Como certamente saberá, devido às imposições a que o Estado Português está sujeito em termos orçamentais, não é possível avançar-se para a instituição das Regiões sem um rigoroso aparelho jurídico-legal, que regulamentará todo este processo por forma a que no final, em termos líquidos, tenhamos menos pessoal quer administrativo quer político.

Cumprimentos,
Anónimo disse…
Caros Regionalistas,
Caros Centralistas,
Caros Municipalistas,

É bastante raro assistir-mos a tomadas de posição escritas a favor da regionalização por quem está dentro e "agarra" os benefícios proporcionados pelas decisões do poder central na concentração de mega investimentos na cidade-capital e seus arredores.
Sempre alimentei a esperança que na cidade-capital houvesse pessoas que consideram a regionalização uma inevitabilidade e uma necessidade, até mesmo para lhes proporcional futuramente condições de desenvolvimento qualitativamente diferentes das que começam agora a testemunhar e a rejeitar, apesar de usufruirem dos níveis mais elevados do PIB per capita que todo o resto das regiões do País.
No entanto, relativamente ao texto deste "post", convém acondicioná-lo com outras roupagens regionalistas mais apropriadas e em busca do essencial da regionalização como projecto político estrutural e estruturante.
Com efeito, mesmo depois de se implementar a regionalização, seja qual for a modalidade, existirá sempre quem continue a estar:
(a) Contra a ideia e a prática da regionalização
(b) A favor da ideia e contra a prática da regionaliação
(c) A favor da ideia e da prática da regionalização, tanto com certas condições como a qualquer preço.
O único consenso possível é o que resulta das necessidades de desenvolvimento, a partir da definição de altos designios nacionais a prosseguir rapidamente, para que os que estão contra a ideia e/ou contra a prática possam reverter as suas posições para o favorecimento tanto da ideia como da prática.
Por isso, as posições pró-regionalistas revelam ideias políticas de vanguarda (difíceis de assmilar, às vezes) no sentido do desenvolvimento que se pretende somente equilibrado e autosustentado e nunca com o objectivo de "sacar o mais possível a Lisboa".
Os que argumentam com esse "saque", mesmo defensores da regionalização, sofrem de tique centralista ao esquecerem também que são as poupanças da "província" que financiam uma boa parte dos investimentos na cidade-capital.

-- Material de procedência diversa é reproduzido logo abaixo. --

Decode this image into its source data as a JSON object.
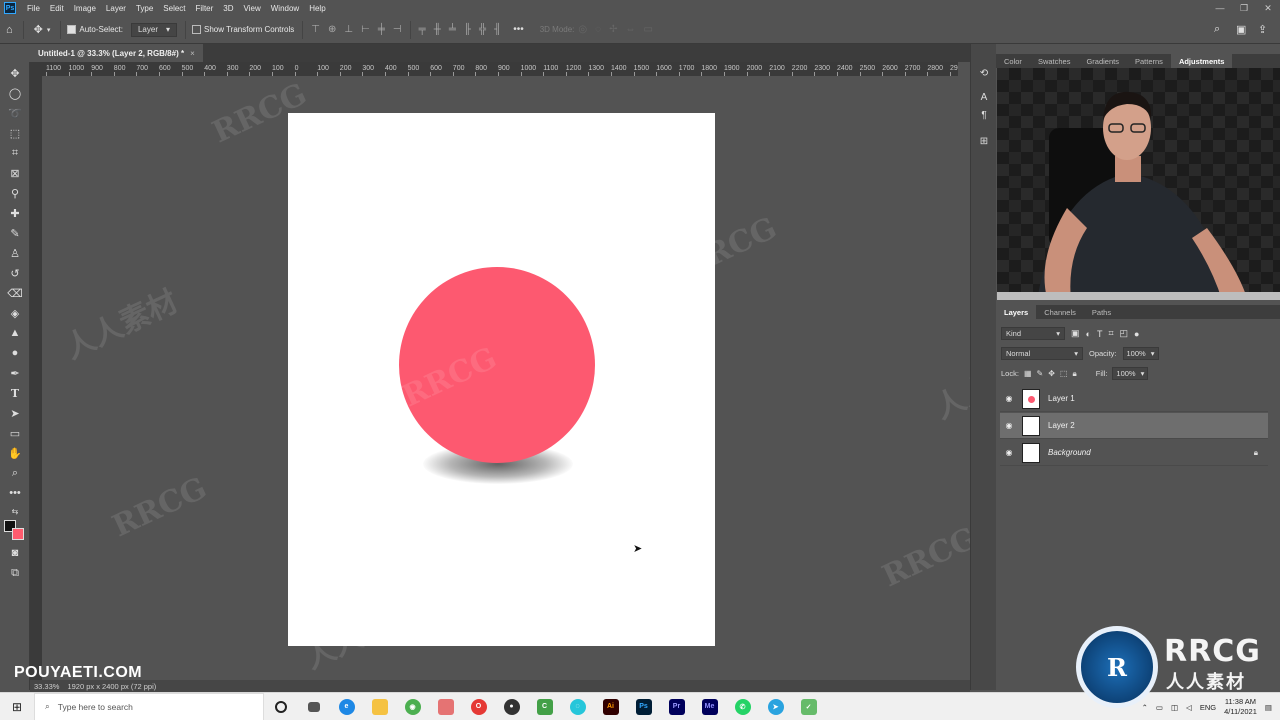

Ao enquadrar a regionalização no imperativo de uma correcta gestão do território (e isto o que é?) só se demonstra vistas políticas curtas, dado que tal imperativo é apenas uma pequena parcela das exigências globais do desenvolvimento referido e mais própria de um caciquismo rendido à urbanização anárquica reinante do que de um verdadeiro político regionalista e/ou municipalista.
Na regionalização, temos de ir muito mais além que a simples gestão territorial, sem a menosprezar ou condicionar, que tem sido praticada por aqueles responsáveis sob o enquadramento dos respectivos PDM's. É pena que o autor do "post" não veja a história, a geografia, a antropologia e outras vertentes como os principais suportes da regionalização já acontecida séculos atrás e seja sensível a elucidar mais os argumentos contra
do que a favor da regionalização.
Com efeito, nunca a unidade nacional poderá estar em causa nem sequer poderá debilitar-se com a implementação da regionalização e nem a solidariedade se poderá substituir nem opôr às exigências da subsidiariedade regional, decorrentes da concretização de um projecto político como a regionalização autonómica.
É por tudo isto e com tudo isto, assente num progressivo e melhor funcionamento dos organismos públicos, como efeito da regionalização, que se poderá evitar a preocupação obcessiva do "crescimento do Estado", sem se compreender muito bem a compreensão e a extensão deste conceito cujas dúvidas poderão relacionar-se com aspectos limitados ao "açambarcamento" territorial intra-fronteiras.
Então, aqui apareceria o caciquismo na sua plenitude e pureza, o tal que se comportou contra na única oportunidade que foi proporcionada aos municipalistas para se poderem integrar de corpo e alma numa unidade territorial administrativamente descentralizada (as Regiões Administrativas, no referendo de há 10 anos) e cujo comportamento "político" mesquinho e limitado acabou por justificar a decisão de rejeição referendária.
A actualidade e a realidade políticas não são (nunca foram) propícias a diversões conceptuais, antes se subjugam à precisão dos objectivos políticos a prosseguir, em todo o território nacional, rumo ao desenvolvimento equilibrado e autosustentado. Para isso, terá de utilizar o único instrumento político por excelência com capacidade de os conseguir através da mobilização das populações das futuras 7 Regiões Autónomas, mobilização só historicamente conseguida em situações políticas complexas como a actual.
Por fim, ao conceder ao projecto político da regionalização a responsabilidade histórica de uma grande transformação política, económica e social, também se estará a criar as condições definitivas para nunca mais acusarem as 11 Provínicias, geradoras das 7 Regiões Autónomas, de quererem continuar a "sacar o mais possível a Lisboa".
Por outras palavras, mais certas, com a regionalização autonómica, também se pretende fazer retornar (melhor, não deixar sair) às suas origens os capitais gerados pelas Regiões que até hoje não têm tido o poder político necessário para os afectar aos investimentos de que carecem, depois de os decidirem realizar autónoma e directamente, sem se subjugarem a decisões congéneres do poder central.

Assim seja, amen.

Sem mais nem menos.

Anónimo pró-7RA. (sempre com ponto final)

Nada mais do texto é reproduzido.